Including stints at East Bay and Bloomingdale, Coleman is 13-66 as a head coach.
"Sometimes, you can't measure success by wins and losses," said Plant athletic director Jeff Vardo, whose two sons play for Coleman. "Even in a wayward season, our kids haven't stopped trying. And I've heard coach Coleman talk to them about fighting through adversity, about learning life's lessons.
"You know, there was a time when Hillsborough was stubbing its toes in football. Lately, they've gone to the playoffs every year. I do think some things go in cycles. And I do know there's reason for future optimism here."
The Panther quarterbacks, Grant Rhodes and Teree Smith, are juniors. The junior-varsity team was 5-0 and unscored upon.
"The Plant program will be back on top I firmly believe that," Coleman said.
For now, the Panthers will rely on running back Darren West (520 yards), the Trey Alexander-led offensive line and a determined defense. Plant's depth was hit when the boundaries changed and some of its players were shifted to first-year Blake.
"We don't have much size and we don't have much speed," junior offensive tackle Steve Eason said. "There are not any big-time Division I prospects out here. We're blue-collar, all the way. I think we work as hard as anybody. We just don't have any wins to show for it."
"You walk the halls of this school and see an amazing amount of good athletes who do not play football," Tanner said. "Sometimes, you wonder what it would be like (with them).
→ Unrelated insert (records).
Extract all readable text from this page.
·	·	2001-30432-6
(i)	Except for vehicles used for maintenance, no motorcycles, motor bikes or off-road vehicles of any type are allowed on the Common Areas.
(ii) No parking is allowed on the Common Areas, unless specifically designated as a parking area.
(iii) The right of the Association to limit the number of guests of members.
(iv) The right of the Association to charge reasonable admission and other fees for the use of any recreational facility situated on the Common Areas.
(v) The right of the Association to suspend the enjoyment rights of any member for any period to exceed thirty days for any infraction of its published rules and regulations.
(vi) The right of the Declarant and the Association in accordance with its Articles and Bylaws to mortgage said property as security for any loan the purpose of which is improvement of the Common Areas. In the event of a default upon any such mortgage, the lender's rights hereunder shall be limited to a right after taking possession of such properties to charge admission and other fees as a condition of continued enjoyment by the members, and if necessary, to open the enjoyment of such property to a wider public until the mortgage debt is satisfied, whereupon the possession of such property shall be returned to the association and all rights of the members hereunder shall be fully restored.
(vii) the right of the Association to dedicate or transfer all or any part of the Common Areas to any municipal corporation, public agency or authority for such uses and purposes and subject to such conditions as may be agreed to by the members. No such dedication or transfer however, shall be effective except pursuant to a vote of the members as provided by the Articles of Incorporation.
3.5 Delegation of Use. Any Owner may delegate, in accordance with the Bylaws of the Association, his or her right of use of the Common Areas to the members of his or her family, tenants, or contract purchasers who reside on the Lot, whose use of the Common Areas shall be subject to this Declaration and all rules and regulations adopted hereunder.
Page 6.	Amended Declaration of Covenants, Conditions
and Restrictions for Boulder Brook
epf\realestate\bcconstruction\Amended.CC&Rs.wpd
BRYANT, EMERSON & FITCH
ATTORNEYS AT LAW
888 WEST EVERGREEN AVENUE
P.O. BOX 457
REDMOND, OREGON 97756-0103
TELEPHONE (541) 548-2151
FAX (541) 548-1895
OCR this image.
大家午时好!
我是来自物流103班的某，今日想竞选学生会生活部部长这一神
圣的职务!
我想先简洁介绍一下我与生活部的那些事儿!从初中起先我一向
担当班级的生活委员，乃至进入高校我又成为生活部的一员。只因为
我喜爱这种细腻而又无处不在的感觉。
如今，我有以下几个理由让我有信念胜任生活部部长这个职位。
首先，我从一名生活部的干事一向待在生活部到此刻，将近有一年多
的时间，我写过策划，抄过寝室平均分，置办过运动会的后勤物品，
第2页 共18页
But you don't want guys who are going to quit. The players we do have are persistent and hard-working."
Tanner said the players have bonded during winless times. Not all the memories involve a defeat. He pointed to a 33-30 win over East Bay last season.
"We rallied with some late touchdowns and our student body stormed the field," Tanner said. "There was a lot of happiness that night. That will probably be my best memory. I'd just like to experience that feeling one more time before our high-school careers end."